San Juan XXIII, decía: “La alegría es una amiga inseparable de la mortificación”. Y, añadía: “Yo debo estar siempre he invariablemente alegre, sin renunciar ni un instante a mortificarme”. Mortificar mi curiosidad, mi vanidad, mi soberbia, mi amor propio desordenado, “mi imagen”. El papa que convocó el Concilio Vaticano II, remacha: “El que se mortifica está alegre, con una alegría de origen celeste”. Sí, Cristo nos dice: “Alegraos y regocijaos porque vuestros nombres están escritos en el cielo”. (Lucas 10, 20)

Católico es quien no pierde la alegría en medio de las injusticias y persecuciones. Es cristiano quien combate contra los enemigos de Cristo y de la Iglesia con alegría y valentía. Sabe que al final triunfará el Sagrado Corazón de Jesús, Cristo Rey. Y María Reina, Nuestra Madre celestial. Ella dijo a los pastorcitos de Fátima: “Al final mi Corazón Inmaculado triunfará”. Y a la hermana Lucía que se quedaba en la tierra triste, sin sus primos Jacinta y Francisco, le dijo: “No estés triste, mi Inmaculado Corazón será tu refugio y el camino que te guiará a Dios”.

Un santo, de los que más han sufrido, San Francisco de Asís, decía: “La tristeza sienta bien a diablo y a sus miembros, a nosotros nos cuadra la alegría en el Señor”. Así que: “De penas que se acaban no hagáis caso de ellas”. (Santa Teresa de Jesús) Y su hija espiritual, recientemente canonizada por el Papa Francisco, Santa Isabel de la Trinidad, escribía: “Yo me pregunto a mí misma cómo es posible que un alma que ha llegado a sospechar el amor inmenso que Dios la tiene, no viva de continuo, aún en medio de sus torturas y sufrimientos, radiante de alegría”.

Es verdad. Estamos atravesando una crisis de fe gravísima en la Iglesia. Pero todo pasa. “La alegría es una señal de la gracia. Quién se alegra profunda y cordialmente, quien ha sufrido y no ha perdido la alegría, no está lejos de Dios que es el espíritu de la alegría eterna”. (Cardenal Ratzinger)

San Juan Pablo II, el Papa de la alegría Celestial, exclamaba: “¡Alegraos porque Jesús ha vencido al mundo. Alegraos porque Jesús ha muerto en la cruz. Alegraos porque resucitó de entre los muertos. Alegraos porque ha venido a liberarnos. Alegraos porque es el dueño de nuestra vida!”. “El mundo necesita vuestra fe, esperanza, alegría, ayuda, sonrisa”.

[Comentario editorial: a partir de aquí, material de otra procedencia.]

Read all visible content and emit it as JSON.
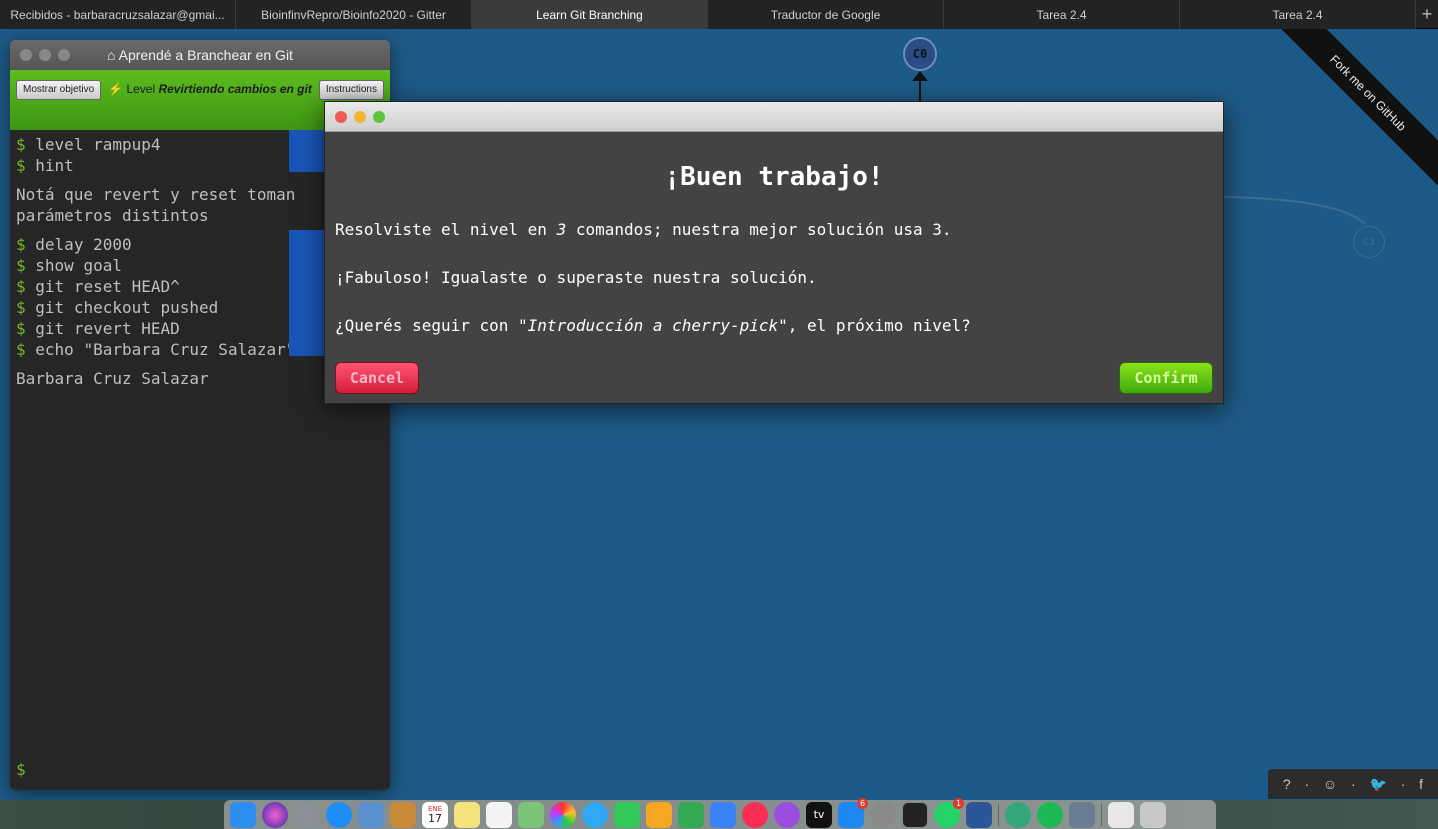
{
  "browser": {
    "tabs": [
      {
        "label": "Recibidos - barbaracruzsalazar@gmai..."
      },
      {
        "label": "BioinfinvRepro/Bioinfo2020 - Gitter"
      },
      {
        "label": "Learn Git Branching"
      },
      {
        "label": "Traductor de Google"
      },
      {
        "label": "Tarea 2.4"
      },
      {
        "label": "Tarea 2.4"
      }
    ],
    "new_tab": "+"
  },
  "canvas": {
    "commit_main": "C0",
    "commit_faint": "C3",
    "ribbon": "Fork me on GitHub"
  },
  "terminal": {
    "title": "Aprendé a Branchear en Git",
    "goal_button": "Mostrar objetivo",
    "level_prefix": "Level",
    "level_name": "Revirtiendo cambios en git",
    "instructions_button": "Instructions",
    "lines": [
      {
        "dollar": "$",
        "text": "level rampup4"
      },
      {
        "dollar": "$",
        "text": "hint"
      },
      {
        "output": "Notá que revert y reset toman parámetros distintos"
      },
      {
        "dollar": "$",
        "text": "delay 2000"
      },
      {
        "dollar": "$",
        "text": "show goal"
      },
      {
        "dollar": "$",
        "text": "git reset HEAD^"
      },
      {
        "dollar": "$",
        "text": "git checkout pushed"
      },
      {
        "dollar": "$",
        "text": "git revert HEAD"
      },
      {
        "dollar": "$",
        "text": "echo \"Barbara Cruz Salazar\""
      },
      {
        "output": "Barbara Cruz Salazar"
      }
    ],
    "prompt": "$"
  },
  "modal": {
    "heading": "¡Buen trabajo!",
    "line1_a": "Resolviste el nivel en ",
    "line1_count": "3",
    "line1_b": " comandos; nuestra mejor solución usa 3.",
    "line2": "¡Fabuloso! Igualaste o superaste nuestra solución.",
    "line3_a": "¿Querés seguir con ",
    "line3_level": "\"Introducción a cherry-pick\"",
    "line3_b": ", el próximo nivel?",
    "cancel": "Cancel",
    "confirm": "Confirm"
  },
  "help": {
    "items": [
      "?",
      "·",
      "☺",
      "·",
      "🐦",
      "·",
      "f"
    ]
  },
  "dock": {
    "calendar_month": "ENE",
    "calendar_day": "17",
    "appstore_badge": "6",
    "whatsapp_badge": "1",
    "appletv_label": "tv"
  }
}
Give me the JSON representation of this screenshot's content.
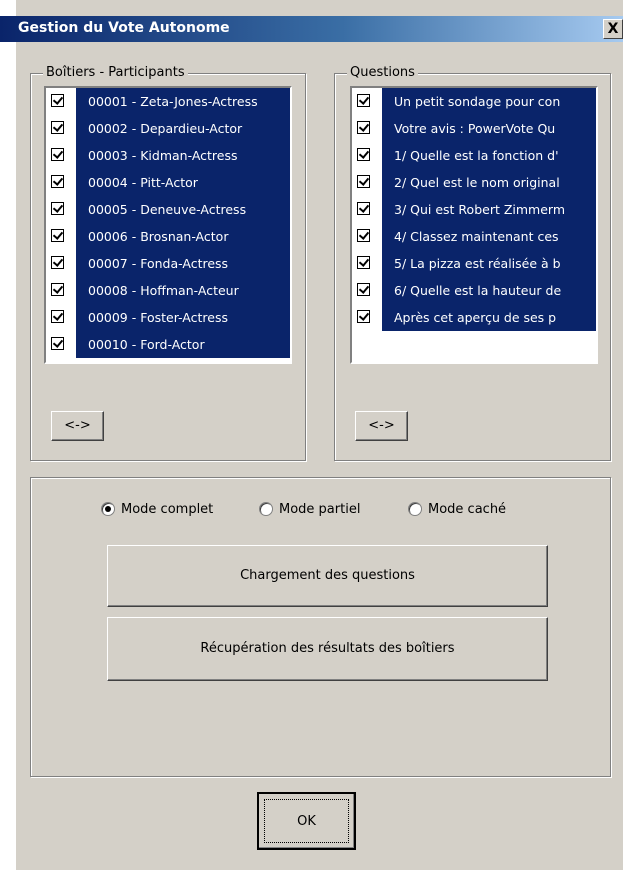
{
  "window": {
    "title": "Gestion du Vote Autonome",
    "close_symbol": "X"
  },
  "participants": {
    "label": "Boîtiers - Participants",
    "items": [
      "00001 - Zeta-Jones-Actress",
      "00002 - Depardieu-Actor",
      "00003 - Kidman-Actress",
      "00004 - Pitt-Actor",
      "00005 - Deneuve-Actress",
      "00006 - Brosnan-Actor",
      "00007 - Fonda-Actress",
      "00008 - Hoffman-Acteur",
      "00009 - Foster-Actress",
      "00010 - Ford-Actor"
    ],
    "swap_label": "<->"
  },
  "questions": {
    "label": "Questions",
    "items": [
      "Un petit sondage pour con",
      "Votre avis : PowerVote Qu",
      "1/ Quelle est la fonction d'",
      "2/ Quel est le nom original",
      "3/ Qui est Robert Zimmerm",
      "4/ Classez maintenant ces",
      "5/ La pizza est réalisée à b",
      "6/ Quelle est la hauteur de",
      "Après cet aperçu de ses p"
    ],
    "swap_label": "<->"
  },
  "modes": [
    {
      "label": "Mode complet",
      "selected": true
    },
    {
      "label": "Mode partiel",
      "selected": false
    },
    {
      "label": "Mode caché",
      "selected": false
    }
  ],
  "actions": {
    "load_label": "Chargement des questions",
    "fetch_label": "Récupération des résultats des boîtiers"
  },
  "ok_label": "OK"
}
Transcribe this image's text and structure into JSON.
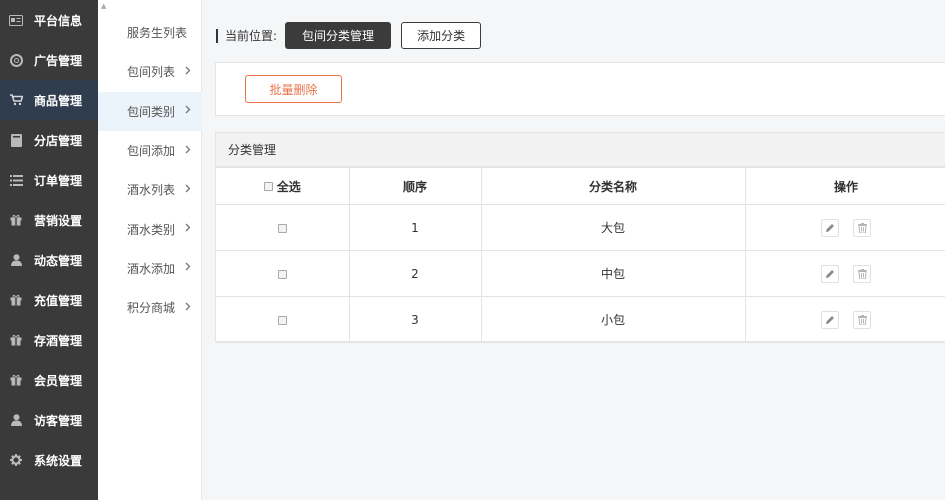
{
  "sidebar": {
    "items": [
      {
        "label": "平台信息",
        "icon": "card-icon"
      },
      {
        "label": "广告管理",
        "icon": "lifebuoy-icon"
      },
      {
        "label": "商品管理",
        "icon": "cart-icon",
        "active": true
      },
      {
        "label": "分店管理",
        "icon": "book-icon"
      },
      {
        "label": "订单管理",
        "icon": "list-icon"
      },
      {
        "label": "营销设置",
        "icon": "gift-icon"
      },
      {
        "label": "动态管理",
        "icon": "user-icon"
      },
      {
        "label": "充值管理",
        "icon": "gift-icon"
      },
      {
        "label": "存酒管理",
        "icon": "gift-icon"
      },
      {
        "label": "会员管理",
        "icon": "gift-icon"
      },
      {
        "label": "访客管理",
        "icon": "user-icon"
      },
      {
        "label": "系统设置",
        "icon": "gear-icon"
      }
    ]
  },
  "subnav": {
    "items": [
      {
        "label": "服务生列表",
        "chevron": false
      },
      {
        "label": "包间列表",
        "chevron": true
      },
      {
        "label": "包间类别",
        "chevron": true,
        "active": true
      },
      {
        "label": "包间添加",
        "chevron": true
      },
      {
        "label": "酒水列表",
        "chevron": true
      },
      {
        "label": "酒水类别",
        "chevron": true
      },
      {
        "label": "酒水添加",
        "chevron": true
      },
      {
        "label": "积分商城",
        "chevron": true
      }
    ]
  },
  "breadcrumb": {
    "label": "当前位置:",
    "current": "包间分类管理",
    "add_button": "添加分类"
  },
  "actions": {
    "batch_delete": "批量删除"
  },
  "table": {
    "panel_title": "分类管理",
    "headers": {
      "select_all": "全选",
      "order": "顺序",
      "name": "分类名称",
      "ops": "操作"
    },
    "rows": [
      {
        "order": "1",
        "name": "大包"
      },
      {
        "order": "2",
        "name": "中包"
      },
      {
        "order": "3",
        "name": "小包"
      }
    ]
  },
  "colors": {
    "sidebar_bg": "#3a3a3a",
    "sidebar_active": "#2f3d4f",
    "danger": "#e8734a",
    "dark_button": "#3b3b3b"
  }
}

Causa de nuestra alegría, Virgen María concédenos tu sonrisa y alegría.

¡Qué bien lo entendió y vivió, Santa Teresa de Calcuta!: “Es con alegría como hay que tocar a Cristo bajo la capa de la miseria, pues la alegría es amor. La alegría es una oración; la alegría es la fuerza; la alegría es una red de amor en la que fácilmente se recogen almas”.

Que se chinchen, los que califican a los católicos de tristes y amargados. Son ellos, los que proyectan su estado de ánimo sobre los demás. “El que está triste es porque quiere. La alegría es inseparable de la rectitud, de la justicia… de la posesión de Dios”. (San Pedro Poveda)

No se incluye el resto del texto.